Gordon Monson: If you’re faking your Latter-day Saint faith … why?

“I can’t think of a more hollow existence than to go through such motions [of belief] out of obligation, or pressure, or appearances, or threats.”

(Francisco Kjolseth | The Salt Lake Tribune) Columnist Gordon Monson

It has come to my attention from others, because I could never see my way clear to operating this way, that there are some active Latter-day Saints who are — what’s this? — faking it.

They go to church, they fulfill congregational callings, they pay tithing, they socialize with believers and participate with family members in every aspect of The Church of Jesus Christ of Latter-day Saints, except for one.

They do not actually believe it to be the truth.

Call me naive, but this whole concept is tough to fit into my brain.

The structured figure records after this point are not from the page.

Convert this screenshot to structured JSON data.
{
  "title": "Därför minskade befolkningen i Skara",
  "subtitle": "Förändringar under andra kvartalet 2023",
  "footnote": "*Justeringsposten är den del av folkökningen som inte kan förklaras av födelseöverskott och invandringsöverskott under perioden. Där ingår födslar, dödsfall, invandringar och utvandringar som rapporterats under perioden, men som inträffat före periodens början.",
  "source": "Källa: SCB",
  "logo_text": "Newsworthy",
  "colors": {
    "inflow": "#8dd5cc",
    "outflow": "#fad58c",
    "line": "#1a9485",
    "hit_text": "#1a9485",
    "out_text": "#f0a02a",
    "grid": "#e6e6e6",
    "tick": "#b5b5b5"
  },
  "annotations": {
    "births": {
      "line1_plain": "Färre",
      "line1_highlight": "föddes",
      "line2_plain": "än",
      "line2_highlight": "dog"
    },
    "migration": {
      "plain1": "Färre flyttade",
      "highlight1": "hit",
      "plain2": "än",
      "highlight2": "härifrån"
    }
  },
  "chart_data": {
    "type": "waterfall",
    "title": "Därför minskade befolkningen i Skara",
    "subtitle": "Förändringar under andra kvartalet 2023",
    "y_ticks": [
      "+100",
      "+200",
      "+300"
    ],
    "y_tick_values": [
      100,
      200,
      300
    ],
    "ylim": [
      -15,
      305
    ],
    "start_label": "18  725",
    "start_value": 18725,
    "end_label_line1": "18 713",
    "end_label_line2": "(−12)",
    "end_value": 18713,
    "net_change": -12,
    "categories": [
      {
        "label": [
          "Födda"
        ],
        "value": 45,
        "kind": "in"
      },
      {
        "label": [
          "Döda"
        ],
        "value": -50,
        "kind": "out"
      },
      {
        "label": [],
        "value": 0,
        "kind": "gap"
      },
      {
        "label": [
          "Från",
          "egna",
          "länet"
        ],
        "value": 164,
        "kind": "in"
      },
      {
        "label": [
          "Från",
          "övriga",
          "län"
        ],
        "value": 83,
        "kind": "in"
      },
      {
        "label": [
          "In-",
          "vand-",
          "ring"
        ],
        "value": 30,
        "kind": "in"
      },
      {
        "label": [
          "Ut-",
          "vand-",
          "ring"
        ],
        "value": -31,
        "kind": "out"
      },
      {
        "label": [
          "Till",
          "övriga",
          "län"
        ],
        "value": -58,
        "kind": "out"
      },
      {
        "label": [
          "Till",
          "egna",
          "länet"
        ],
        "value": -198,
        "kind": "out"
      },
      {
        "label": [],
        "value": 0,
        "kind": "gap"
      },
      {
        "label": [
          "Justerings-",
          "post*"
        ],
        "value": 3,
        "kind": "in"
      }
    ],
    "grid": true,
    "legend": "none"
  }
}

Why the heck would anyone pretend to believe in a religion that is as demanding, and often outright inconvenient, as the LDS Church is?

If I didn’t at least believe to a certain level, if I didn’t have faith, there’s no way I would do the works. No. Freaking. Way.

But I’ve spoken with enough people of late who say that’s exactly what they don’t do and what they do do.

They don’t believe. They do go through the motions. They do put on an act.

Amazing. Mind-blowing, even.

Why would anyone play that game?

This is where I have to step away from my own experience and see things from a different angle.

I was raised on the East Coast, by a mother who was a strong-willed woman, a person who could tell everybody in no uncertain terms her truth, as she saw it, and still crack up a room. She was — is, she’s now 96 years young — personable, funny, straightforward, kind, could swing a two-by-four with bad intentions onto a table, but always made all y’all (she was from the South) think every intention was good.

My father was smart, a highly educated scientist, a man who lived his professional life by doggedly pursuing empirical data, who also was a straight talker.

Both were believers, faithful people who allowed God to exist inside their lives, and allowed others to believe whatever they saw as proper and correct for themselves.

They built a home for a family in an environment that was surrounded by the blessings of having Catholics and Jews and Protestants and Muslims and Baptists and Methodists and Christians of all persuasions and atheists, all around us.

A theme in our house was … ask questions, research your course, believe what you believe, and always allow others the same privilege. My parents were Latter-day Saint believers, and that suited them, but they appreciated other points of view.

There are others around here who have had a different experience.

Maybe it’s a Utah thing, I dunno.

The pretenders do not feel free to believe how and what they want.

Family members pressure them to do things only one way, the Latter-day Saint way, and if they don’t, there will be, if not hell to pay, severe consequences to face. Some pretenders think their social and business opportunities will suffer if they aren’t part of the predominant culture.

I hate that. I don’t get it.

First, faith is a matter to be cultivated and incubated and cherished between an individual and God. Maybe you could throw a spouse into the equation, but only if that relationship is an honest one. It’s personal, and it should be powerful. It’s not cultural, at least not the way I see it. It should never be cultural.

But I’m told some folks make it that way because they think they must.

Mom and Dad are/were believers. The wife or husband is a believer. Uncle Fred is a believer. Aunt Sue is a believer. Grandma and grandpa are/were believers. Sisters and brothers are/were believers. The kids are believers. The boss is a believer. Work associates are believers. Potential customers are believers.

Come on, now. All of that is hard for this schmuck to process — that people believe, or pretend to believe, because that’s what others do. And they’re afraid to live a genuine life because of potential ramifications. Is there some twisted honor in … doing it for them?

It’s hard to fathom, and yet, that’s what I’m told. That it does happen, in too many cases.

I can’t think of a more hollow existence than to go through such motions out of obligation, or pressure, or appearances, or threats.

Believe what you believe. Do not believe what you do not believe.

Don’t fake it. (Sorry, I’m preaching here.)

At some point, everyone must face himself or herself and make a decision about matters of faith. Huck Finn said you can’t pray a lie. Can you live one? You can, I guess. Sooner or later, though, one way or the other, the truth floats to the surface, as it should.

“Be your authentic self” is the popular saying these days. If that makes room for belief in God or belief in any particular faith, good on you, even if it’s just a small slice. If it doesn’t, big or small, that’s your business.

But it’s yours, not Uncle Fred’s or Aunt Sue’s or Mom’s or Dad’s or Cousin LeGrand’s or the boss’s. It’s not the view of the guy who might buy a car from you or the woman who works down the hall in the corner office.

It’s between you and the Almighty, if you believe the Almighty exists. And if you don’t, it’s between you and, well, you.